You can take a struct definition, add some fields, remove some others, recompile the program that sits on one side of an API, leave the program on the other side unchanged, and things will still work. Or you can deserialize some structs that were serialized with the old definition, and things will still work. It's not a coincidence, in fact it's a guarantee that our code relies on every day. It's achieved by assigning a numeric "tag" to each field in a struct, and never reusing old tags when updating the struct definition. This is called versioning and it's absolutely indispensable.
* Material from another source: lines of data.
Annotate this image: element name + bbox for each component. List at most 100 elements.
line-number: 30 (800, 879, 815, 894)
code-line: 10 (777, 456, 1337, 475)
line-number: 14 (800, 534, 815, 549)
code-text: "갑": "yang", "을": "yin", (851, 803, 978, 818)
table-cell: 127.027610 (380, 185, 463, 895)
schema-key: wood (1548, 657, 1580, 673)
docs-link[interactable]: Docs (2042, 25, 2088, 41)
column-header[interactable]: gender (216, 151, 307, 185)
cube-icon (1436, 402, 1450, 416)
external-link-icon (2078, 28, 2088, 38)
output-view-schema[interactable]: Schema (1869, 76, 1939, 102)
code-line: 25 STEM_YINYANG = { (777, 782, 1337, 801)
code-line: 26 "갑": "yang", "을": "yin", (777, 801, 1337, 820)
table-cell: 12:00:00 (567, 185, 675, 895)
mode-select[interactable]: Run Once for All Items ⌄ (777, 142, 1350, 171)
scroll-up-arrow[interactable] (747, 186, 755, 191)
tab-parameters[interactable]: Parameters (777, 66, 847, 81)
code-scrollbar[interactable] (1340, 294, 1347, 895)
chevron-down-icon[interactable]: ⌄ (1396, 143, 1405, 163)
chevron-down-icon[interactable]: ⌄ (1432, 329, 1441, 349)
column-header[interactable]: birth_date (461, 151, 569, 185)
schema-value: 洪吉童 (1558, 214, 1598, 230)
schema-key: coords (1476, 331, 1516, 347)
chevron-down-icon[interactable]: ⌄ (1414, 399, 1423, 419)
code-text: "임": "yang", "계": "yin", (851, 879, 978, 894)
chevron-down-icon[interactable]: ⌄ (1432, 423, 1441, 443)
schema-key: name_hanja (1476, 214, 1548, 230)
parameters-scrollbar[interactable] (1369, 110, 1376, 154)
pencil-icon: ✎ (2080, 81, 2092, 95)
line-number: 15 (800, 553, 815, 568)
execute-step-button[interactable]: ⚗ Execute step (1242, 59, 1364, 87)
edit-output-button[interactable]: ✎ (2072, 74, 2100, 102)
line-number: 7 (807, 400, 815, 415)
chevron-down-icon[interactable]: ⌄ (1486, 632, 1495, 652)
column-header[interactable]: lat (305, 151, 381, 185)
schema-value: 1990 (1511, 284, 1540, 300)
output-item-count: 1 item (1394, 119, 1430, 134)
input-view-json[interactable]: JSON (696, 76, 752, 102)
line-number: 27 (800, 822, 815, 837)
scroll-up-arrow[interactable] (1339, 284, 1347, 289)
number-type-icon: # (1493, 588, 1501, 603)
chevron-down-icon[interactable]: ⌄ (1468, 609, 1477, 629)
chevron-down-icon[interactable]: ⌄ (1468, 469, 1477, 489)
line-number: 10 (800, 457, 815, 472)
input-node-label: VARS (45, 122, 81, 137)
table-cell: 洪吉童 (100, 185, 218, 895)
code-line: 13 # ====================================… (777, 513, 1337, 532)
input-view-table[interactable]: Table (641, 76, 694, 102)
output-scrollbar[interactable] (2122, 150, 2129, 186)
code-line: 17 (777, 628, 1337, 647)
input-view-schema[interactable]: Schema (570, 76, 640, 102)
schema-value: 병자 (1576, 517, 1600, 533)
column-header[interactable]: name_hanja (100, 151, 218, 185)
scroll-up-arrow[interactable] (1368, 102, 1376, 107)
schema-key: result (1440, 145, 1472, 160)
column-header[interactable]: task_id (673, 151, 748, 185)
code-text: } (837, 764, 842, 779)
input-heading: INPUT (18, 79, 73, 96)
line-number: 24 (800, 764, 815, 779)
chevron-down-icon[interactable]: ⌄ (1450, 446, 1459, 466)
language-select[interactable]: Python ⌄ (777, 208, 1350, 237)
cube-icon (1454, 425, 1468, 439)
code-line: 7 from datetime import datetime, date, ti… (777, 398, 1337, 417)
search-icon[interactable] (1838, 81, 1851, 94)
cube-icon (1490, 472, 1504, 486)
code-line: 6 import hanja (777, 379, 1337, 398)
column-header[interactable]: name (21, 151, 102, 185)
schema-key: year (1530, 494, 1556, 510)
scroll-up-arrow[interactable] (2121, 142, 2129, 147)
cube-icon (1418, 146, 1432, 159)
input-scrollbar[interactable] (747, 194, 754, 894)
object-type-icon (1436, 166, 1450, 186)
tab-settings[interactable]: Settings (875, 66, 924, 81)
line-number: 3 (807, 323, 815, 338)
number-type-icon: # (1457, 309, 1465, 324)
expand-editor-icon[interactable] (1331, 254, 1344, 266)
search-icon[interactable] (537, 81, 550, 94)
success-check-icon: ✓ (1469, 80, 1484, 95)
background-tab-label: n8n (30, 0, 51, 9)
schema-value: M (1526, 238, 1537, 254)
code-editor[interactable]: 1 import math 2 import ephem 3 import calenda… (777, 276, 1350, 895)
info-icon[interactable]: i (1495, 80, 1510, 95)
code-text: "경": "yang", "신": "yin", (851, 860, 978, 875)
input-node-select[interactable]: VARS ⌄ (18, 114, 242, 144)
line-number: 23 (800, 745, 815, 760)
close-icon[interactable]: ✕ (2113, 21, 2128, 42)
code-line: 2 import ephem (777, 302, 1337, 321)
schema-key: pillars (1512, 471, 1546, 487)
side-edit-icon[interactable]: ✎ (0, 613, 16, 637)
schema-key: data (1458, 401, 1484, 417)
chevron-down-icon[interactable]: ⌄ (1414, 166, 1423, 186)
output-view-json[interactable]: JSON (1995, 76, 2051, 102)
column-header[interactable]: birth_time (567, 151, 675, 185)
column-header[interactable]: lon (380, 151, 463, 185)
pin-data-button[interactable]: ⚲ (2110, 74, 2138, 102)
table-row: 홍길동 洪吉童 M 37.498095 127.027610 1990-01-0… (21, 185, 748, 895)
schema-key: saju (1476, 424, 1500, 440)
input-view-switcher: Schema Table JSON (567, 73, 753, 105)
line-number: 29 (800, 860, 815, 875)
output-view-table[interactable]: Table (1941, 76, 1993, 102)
This means you cannot have non-nullable fields. All fields must use the moral equivalent of Maybe or Nullable. (Protocol buffers do have required fields, but people quickly figured out from experience that they cause horrible problems, and now they are frowned upon.)

Protocol buffers are an amazing idea. Sure, if you have something simple like a point with X and Y coordinates, you might be better off your language's native pair or record facility. But once you have a data struct with five or six fields, I can almost guarantee that it will keep changing, that it will need to go on the disk or wire someday, and that it'll be better off as a proto rather than your language's native thing. The generated code of protos comes with tons of useful methods for introspection, serialization, versioning, etc that you will almost certainly need.

To cover the static vs dynamic angle, you can generate code in multiple languages from the same proto definition (which will be serialization compatible of course), and in each language it will be as strongly typed as the language allows. I do feel slightly more comfortable using protos in a language with static checking, but it makes a minuscule difference compared to the choice of using protos in the first place.